TTN community is not going to deliver your investment required as you state yourself.
Covering Australia with gateways that have an average coverage radius of 30km is going to require a major investment and any commercial entity putting up that amount of money won’t use a network without SLAs. In my opinion best you can hope for is them peering with the TTN community network if they have sufficient business to cover the network cost and de not need to sell access (telco) to recover there investment.
Here is an interesting development that could be implemented in the AU915 band which is not possible in AS923. With the AU915 band, particularly for gateways in FSB1 to 5, having different receive and transmit frequencies allows the gateway to receive while transmitting.
I must admit the frequency separation between Rx and Tx frequencies in AU915 is smaller than in the US915 band and this will have an effect on performance. (FYI, scroll back to the beginning of this thread where you can see graphics showing the AU915 Tx frequencies overlap FSB 6,7 & 8).
Will be interesting to analyse and determine the requirements for external RF (antenna) filters required to prevent the transmitter overloading or deafening the receiver.
Some early ref designs had option for seperate Tx & Rx antenna ports - with no RF switch? If I recall I think some RAK? concentrator boards were like that - potential therefore possible for one GW site to have two ants physically seperated - horizontally offset by +/- say 10m on ultralow loss cable, with also vertical seperation (potentially more improtant if can keep them in respective vertical nulls - perhaps +2/-2m to +5/-5m, and potentially sith some level of RF attentauting material inbetween? May still require some filtering but make electrical task easier?
Hi Jeff, Just looking at Semtech data sheets and its only for the SX1302 chip (SX1303) and if I remember those early concentrator boards used the SX1301 chip.
Looks like the Tx-Rx isolation needs to be >50dB as this is the isolation they are using in the test diplexor. Fairly typical figure for a Full Duplex radio system so I expect the RF engineering (as you proposed) to be straightforward.
Limited reference design information currently published, some for CN430 and less for US915, but its a start and enough to get us thinking.
Yes but remember the SX130x (1,8,2,3) is the (Digital) BBand device and LoRa + legacy mod/demod not the actual RF where the black magic has to take place - there are seperate RF device(s) for front end (SX1256/7 etc. for most designs (think some used an equivalent from e.g. ADI)) depending on target band - typically handling 4/8 x 125Khz channels over 1Mhz spread IIRC and which can also be further isolated/shielded for RF TX/Rx path and interface to BBand is then just classic digital i/f -handling I/Q data. time to dig into old notes and refresh as I’m starting to forget a lot of the early stuff!

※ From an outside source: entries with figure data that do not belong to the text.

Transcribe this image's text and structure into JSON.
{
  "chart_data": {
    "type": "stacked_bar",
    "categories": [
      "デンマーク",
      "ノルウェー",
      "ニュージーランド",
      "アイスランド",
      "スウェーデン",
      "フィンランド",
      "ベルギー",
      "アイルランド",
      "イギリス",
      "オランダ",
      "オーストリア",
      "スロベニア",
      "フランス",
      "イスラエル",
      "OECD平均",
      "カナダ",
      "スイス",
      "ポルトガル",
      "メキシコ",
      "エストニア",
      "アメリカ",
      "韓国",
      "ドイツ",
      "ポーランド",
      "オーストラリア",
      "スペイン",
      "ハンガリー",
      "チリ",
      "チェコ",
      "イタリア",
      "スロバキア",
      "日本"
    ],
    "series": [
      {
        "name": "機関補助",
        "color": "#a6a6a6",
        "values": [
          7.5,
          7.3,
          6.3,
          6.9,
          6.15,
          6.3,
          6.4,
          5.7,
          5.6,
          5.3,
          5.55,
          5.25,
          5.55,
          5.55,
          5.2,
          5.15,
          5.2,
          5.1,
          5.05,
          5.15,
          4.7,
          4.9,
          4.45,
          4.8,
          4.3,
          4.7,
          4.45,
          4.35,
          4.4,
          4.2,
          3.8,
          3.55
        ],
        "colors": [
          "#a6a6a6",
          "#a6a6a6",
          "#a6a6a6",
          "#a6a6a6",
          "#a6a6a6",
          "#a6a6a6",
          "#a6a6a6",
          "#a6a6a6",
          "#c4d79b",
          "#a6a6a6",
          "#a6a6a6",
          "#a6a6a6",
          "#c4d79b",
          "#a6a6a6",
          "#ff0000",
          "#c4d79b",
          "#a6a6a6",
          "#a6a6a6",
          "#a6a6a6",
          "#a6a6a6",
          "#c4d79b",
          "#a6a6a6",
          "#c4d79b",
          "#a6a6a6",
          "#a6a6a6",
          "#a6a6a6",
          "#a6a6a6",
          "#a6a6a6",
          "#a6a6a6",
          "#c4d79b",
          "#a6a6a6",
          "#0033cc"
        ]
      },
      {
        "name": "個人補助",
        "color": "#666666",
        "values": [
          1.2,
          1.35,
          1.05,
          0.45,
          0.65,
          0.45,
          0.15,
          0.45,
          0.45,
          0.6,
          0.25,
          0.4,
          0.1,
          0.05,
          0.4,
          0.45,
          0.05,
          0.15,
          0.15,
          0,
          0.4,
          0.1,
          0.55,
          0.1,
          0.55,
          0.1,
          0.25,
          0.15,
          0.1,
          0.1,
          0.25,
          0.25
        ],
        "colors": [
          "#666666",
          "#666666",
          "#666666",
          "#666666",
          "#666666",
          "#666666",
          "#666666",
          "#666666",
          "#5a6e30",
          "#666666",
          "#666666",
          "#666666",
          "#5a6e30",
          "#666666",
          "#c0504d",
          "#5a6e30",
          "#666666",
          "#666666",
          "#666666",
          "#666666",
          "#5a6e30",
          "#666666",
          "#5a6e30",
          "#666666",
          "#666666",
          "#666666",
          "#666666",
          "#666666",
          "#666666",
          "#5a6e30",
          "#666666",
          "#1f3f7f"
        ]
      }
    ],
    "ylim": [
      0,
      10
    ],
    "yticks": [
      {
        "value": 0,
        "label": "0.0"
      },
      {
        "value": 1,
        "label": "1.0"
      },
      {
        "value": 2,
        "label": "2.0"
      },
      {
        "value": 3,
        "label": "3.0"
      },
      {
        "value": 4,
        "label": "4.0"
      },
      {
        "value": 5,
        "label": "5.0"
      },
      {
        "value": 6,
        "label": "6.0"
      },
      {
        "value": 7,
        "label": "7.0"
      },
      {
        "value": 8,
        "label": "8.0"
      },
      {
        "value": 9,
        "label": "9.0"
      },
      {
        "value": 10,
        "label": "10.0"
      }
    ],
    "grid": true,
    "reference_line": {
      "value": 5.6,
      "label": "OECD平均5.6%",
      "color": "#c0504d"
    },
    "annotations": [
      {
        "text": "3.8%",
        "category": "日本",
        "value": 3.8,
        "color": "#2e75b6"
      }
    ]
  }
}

Hi Jeff, my assumption this only applies to SX1302 (03) is based on the modified packet forwarder code which is available on github only applies to the SX1302 (03). In that code I can see an extra configuration parameter "full_duplex": true, or "full_duplex": false, which I assume sends immediate or queues the data in Half-Duplex.
As you correctly point out it could also apply to the SX1301(8), but I assume only if the associated packet forwarder is modified.
time to dig into old notes and refresh as I’m starting to forget a lot of the early stuff!